Islamic banking - are there too many players?Let me put things in context: Islamic Banking now accounts for nearly 35% of banking assets. They have come a long way and have mature. Is there still a need for us to hand-hold the industry as we did when they were at their infancy?

Our focus now is more on ensuring that the operating environment remains conducive for Islamic Finance. This is an exciting time for Islamic Finance to seize the leadership role, especially when it comes to the sustainability agenda through the value-based intermediation strategy.

The growing concern over climate and environmental risks to financial sector makes this all the more important.

There is also room to better integrate social finance tools, namely waqf and zakat, in Islamic Finance services to better enhance financial inclusion and create positive impact on the economy, community and the environment.

The central bank had previously envisioned a mega Islamic Bank. Indonesia is moving towards this. What is Malaysia’s stance on the subject?We already have 6 Islamic banks with capital more than US$1bil.

They are already sizable and some of them are operating in a number of countries.

How do you view the current leadership at local banks?The Asian Financial Crisis showed us the importance of good corporate governance. As such, over the years, the banks have put in place a robust framework to assess the performance of the board and senior management.

This is also part of the engagement that we have with the banks and their boards on an annual basis.

This performance evaluation framework is a balanced score card such that it is not limited to financial performance alone. It also assesses the bank’s risk management practices, succession planning and talent management, amongst others.

Having a robust evaluation framework is important because banking is a highly leveraged business.

To put it simply: if a loan goes sour, chances are depositors will stand to lose a lot more than shareholders. And this is where regulations step in to protect depositors.

1MDB

The lessons learned from 1MDB and what more for reforms? How has 1MDB changed Malaysia?

I have to be careful with my remarks as there are on-going court cases. To put it broadly, this is not solely a Malaysian affair. The 1MDB episode not only puts a spotlight on Malaysia but the existing practices in other financial institutions in other countries as well.

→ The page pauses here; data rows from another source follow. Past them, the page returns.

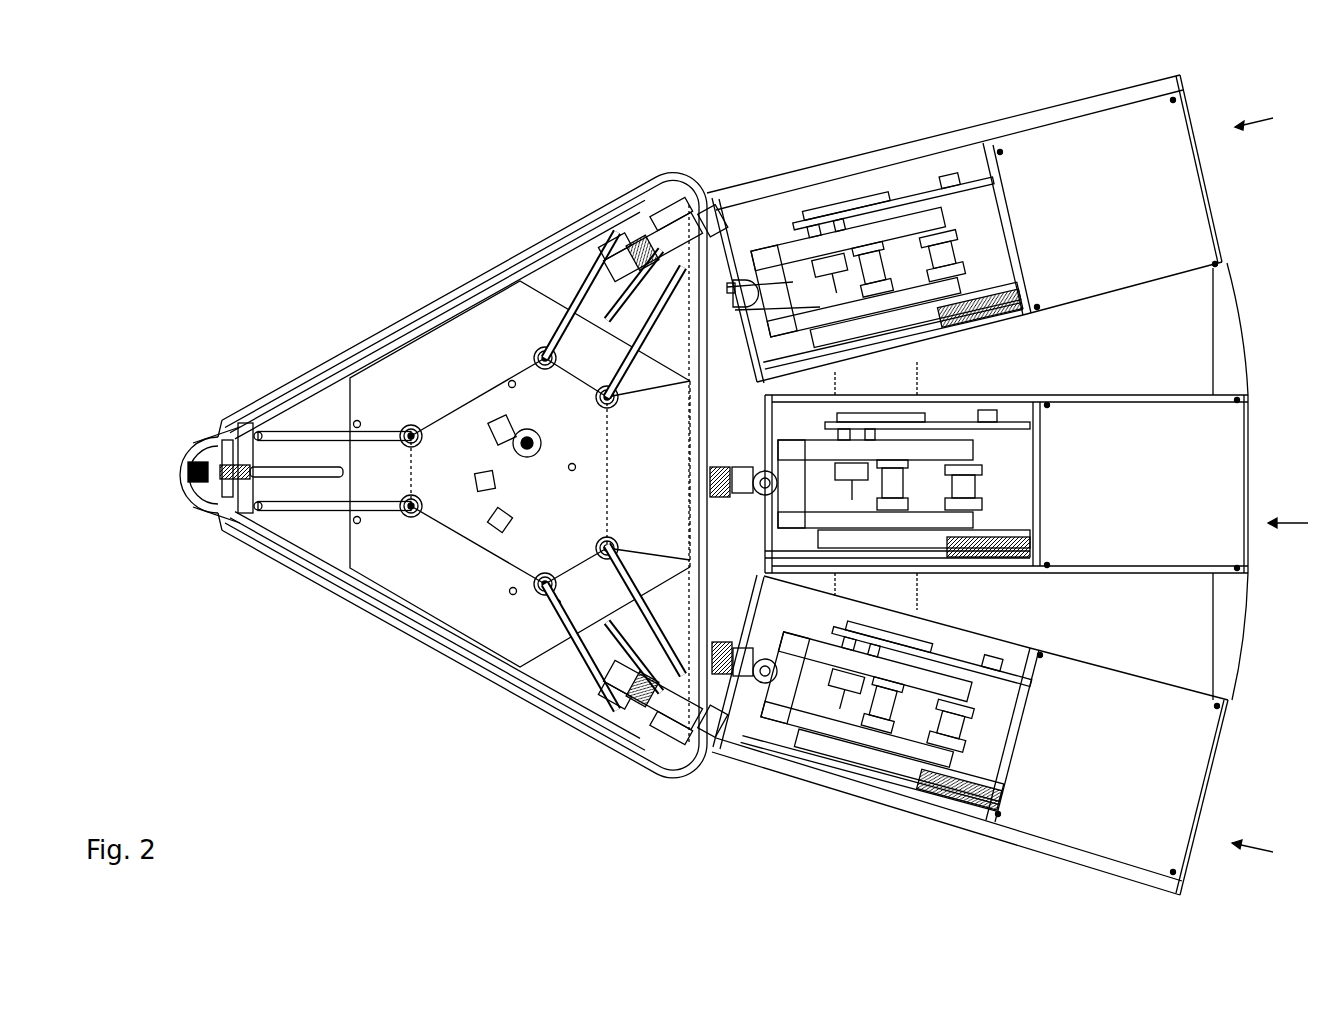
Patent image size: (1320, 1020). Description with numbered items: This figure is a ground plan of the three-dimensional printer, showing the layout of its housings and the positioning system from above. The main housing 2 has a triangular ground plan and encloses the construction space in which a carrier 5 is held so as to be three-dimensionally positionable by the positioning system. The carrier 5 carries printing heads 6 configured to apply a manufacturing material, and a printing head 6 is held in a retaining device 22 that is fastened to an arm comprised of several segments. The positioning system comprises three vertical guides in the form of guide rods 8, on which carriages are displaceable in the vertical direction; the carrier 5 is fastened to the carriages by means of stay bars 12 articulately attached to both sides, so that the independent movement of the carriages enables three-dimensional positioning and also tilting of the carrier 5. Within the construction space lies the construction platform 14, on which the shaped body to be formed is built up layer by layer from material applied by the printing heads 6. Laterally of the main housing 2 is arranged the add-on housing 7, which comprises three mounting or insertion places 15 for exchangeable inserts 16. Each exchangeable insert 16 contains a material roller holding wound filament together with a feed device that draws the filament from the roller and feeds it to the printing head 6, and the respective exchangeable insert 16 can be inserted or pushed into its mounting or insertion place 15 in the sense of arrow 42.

The main housing 2 is at (417, 316).
The carrier 5 is at (470, 510).
The printing heads 6 is at (530, 458).
The add-on housing 7 is at (1037, 110).
The guide rods 8 is at (237, 490).
The stay bars 12 is at (321, 502).
The construction platform 14 is at (480, 330).
The mounting or insertion places 15 is at (1187, 185).
The exchangeable inserts 16 is at (965, 213).
The retaining device 22 is at (763, 290).
The arrow 42 is at (1273, 470).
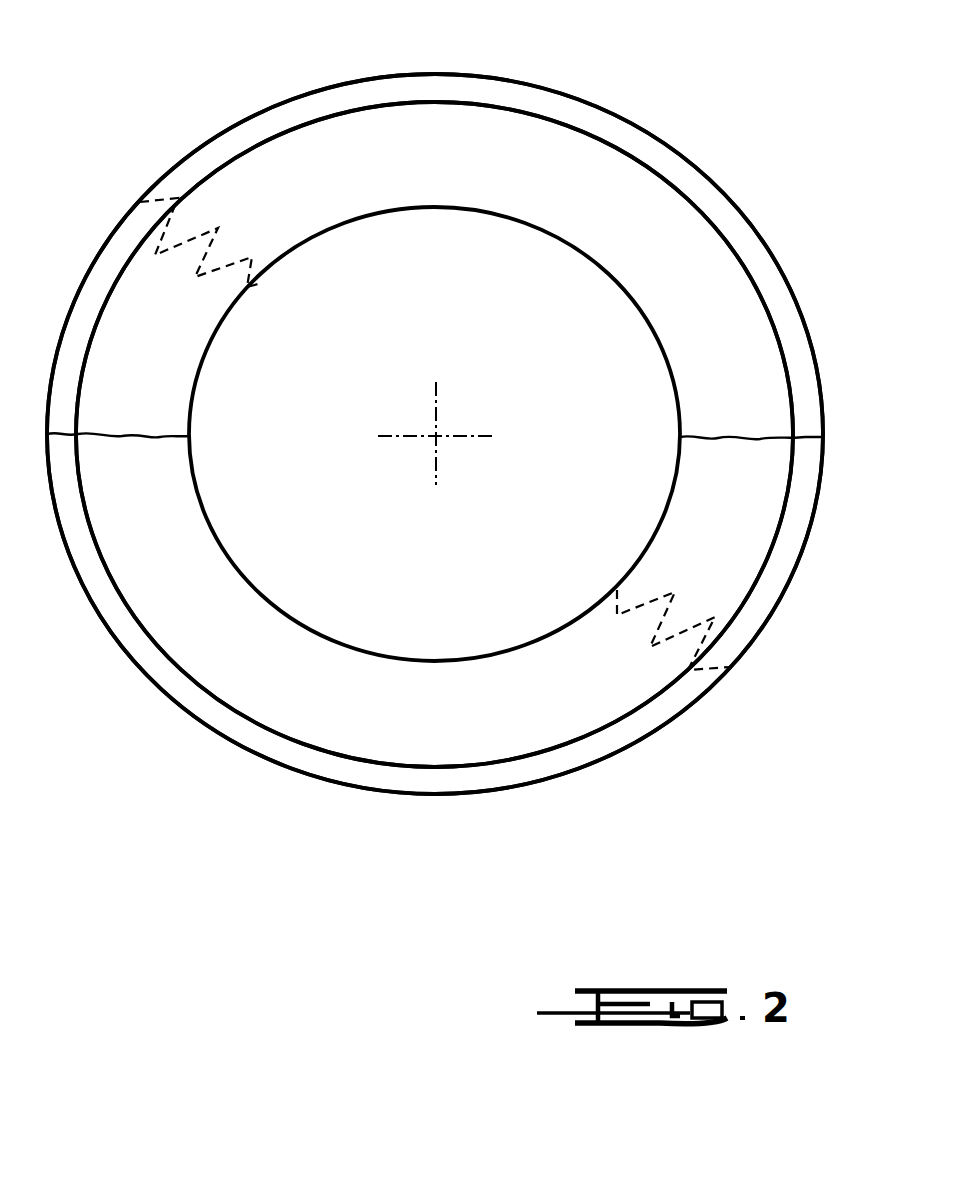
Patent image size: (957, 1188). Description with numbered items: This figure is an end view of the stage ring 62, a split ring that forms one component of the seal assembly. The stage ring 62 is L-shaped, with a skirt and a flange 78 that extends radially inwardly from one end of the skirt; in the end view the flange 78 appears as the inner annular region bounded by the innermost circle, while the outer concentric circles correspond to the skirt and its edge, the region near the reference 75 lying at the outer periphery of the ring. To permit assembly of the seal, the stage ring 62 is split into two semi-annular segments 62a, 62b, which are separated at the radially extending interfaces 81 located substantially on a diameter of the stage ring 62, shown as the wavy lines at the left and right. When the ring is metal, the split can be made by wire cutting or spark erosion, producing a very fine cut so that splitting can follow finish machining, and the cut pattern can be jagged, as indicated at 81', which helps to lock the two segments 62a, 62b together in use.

The stage ring 62 is at (640, 93).
The semi-annular segment 62a is at (718, 212).
The semi-annular segment 62b is at (760, 617).
The lens edge bevel 75 is at (177, 683).
The flange 78 is at (253, 630).
The radially extending interfaces 81 is at (435, 456).
The jagged cut pattern 81' is at (387, 406).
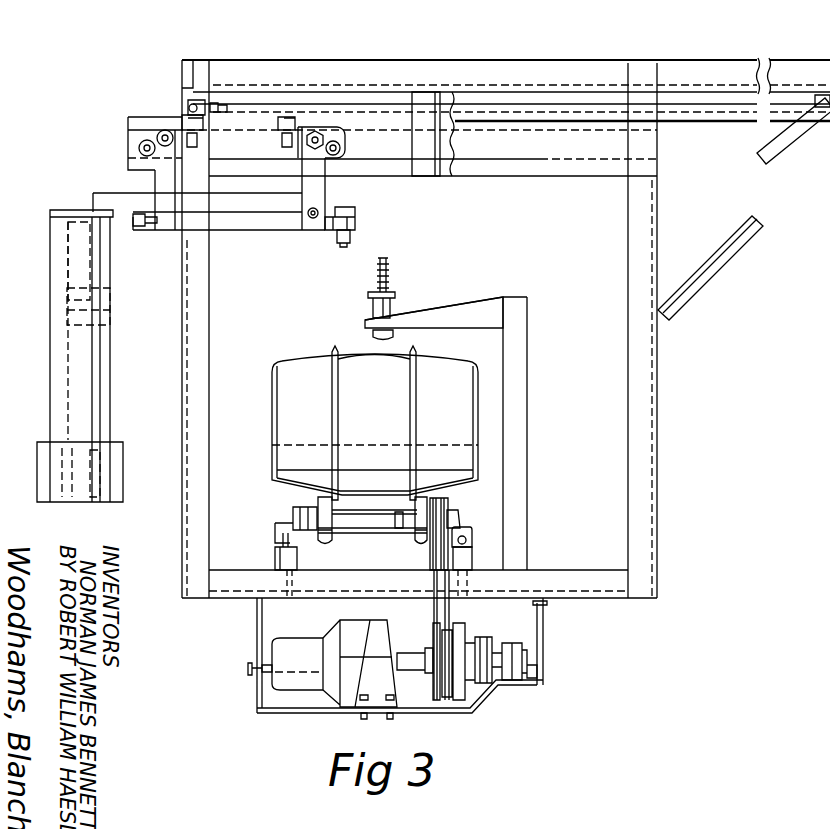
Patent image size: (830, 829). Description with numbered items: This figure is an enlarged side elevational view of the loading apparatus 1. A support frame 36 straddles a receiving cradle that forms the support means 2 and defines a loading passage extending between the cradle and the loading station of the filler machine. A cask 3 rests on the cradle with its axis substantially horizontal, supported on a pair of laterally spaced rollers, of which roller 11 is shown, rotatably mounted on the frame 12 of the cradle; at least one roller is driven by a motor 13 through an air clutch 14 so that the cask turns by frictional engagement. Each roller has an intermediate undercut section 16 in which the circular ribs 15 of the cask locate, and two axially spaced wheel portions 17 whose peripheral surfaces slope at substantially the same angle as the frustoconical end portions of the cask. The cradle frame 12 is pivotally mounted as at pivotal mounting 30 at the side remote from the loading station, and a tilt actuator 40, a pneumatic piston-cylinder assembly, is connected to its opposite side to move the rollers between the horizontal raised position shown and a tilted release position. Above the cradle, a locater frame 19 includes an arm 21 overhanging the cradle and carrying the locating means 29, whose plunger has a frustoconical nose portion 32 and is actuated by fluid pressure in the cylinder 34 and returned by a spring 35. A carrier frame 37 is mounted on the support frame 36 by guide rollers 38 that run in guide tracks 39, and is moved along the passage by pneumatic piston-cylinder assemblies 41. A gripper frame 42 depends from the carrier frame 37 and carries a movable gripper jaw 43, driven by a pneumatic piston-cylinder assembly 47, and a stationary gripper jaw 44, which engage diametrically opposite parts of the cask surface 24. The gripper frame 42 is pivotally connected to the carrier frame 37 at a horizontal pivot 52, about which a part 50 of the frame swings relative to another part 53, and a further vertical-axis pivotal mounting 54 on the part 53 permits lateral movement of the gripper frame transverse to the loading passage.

One can even say that Malaysia was a victim because the other banking institutions involved also did not implement the necessary controls to mitigate the risks of them being used as a conduit to launder money.

We should never allow another 1MDB to happen again. Internationally, Malaysia is a member of the Financial Action Taskforce (FATF), an inter-governmental body that sets standards to ensure that countries have effective AML/CFT framework and practices.

Malaysia was assessed in 2015 by the FATF.

One of the key areas identified for improvement is the area of investigation and prosecution of high risk crimes such as corruption, smuggling and drug trafficking. We need to do more on this front.

At home, the Bank is supportive of the critical institutional reforms that are being carried out now following the 1MDB incident.

The Malaysian Anti-Corruption Commission (MACC) is now pursuing greater number of investigations and the setting up of the National Centre for Governance, Integrity and Anti-Corruption (GIACC) reinforces the government’s commitment to strengthening governance and combat corruption.

In addition, the government is also establishing the National Anti-Financial Crime Commission to ensure greater coordination amongst other agencies in the investigation of financial crimes.

There is also a Cabinet committee on Corruption. The Bank is taking steps to strengthen our commitment to financial integrity.

I have announced in March that the Bank will be releasing a public consultation paper to solicit feedback on the possibility of implementing a Cash Transaction Limit.

We are targeting to release the paper by the third quarter.

These institutional reforms are important and we must see them through.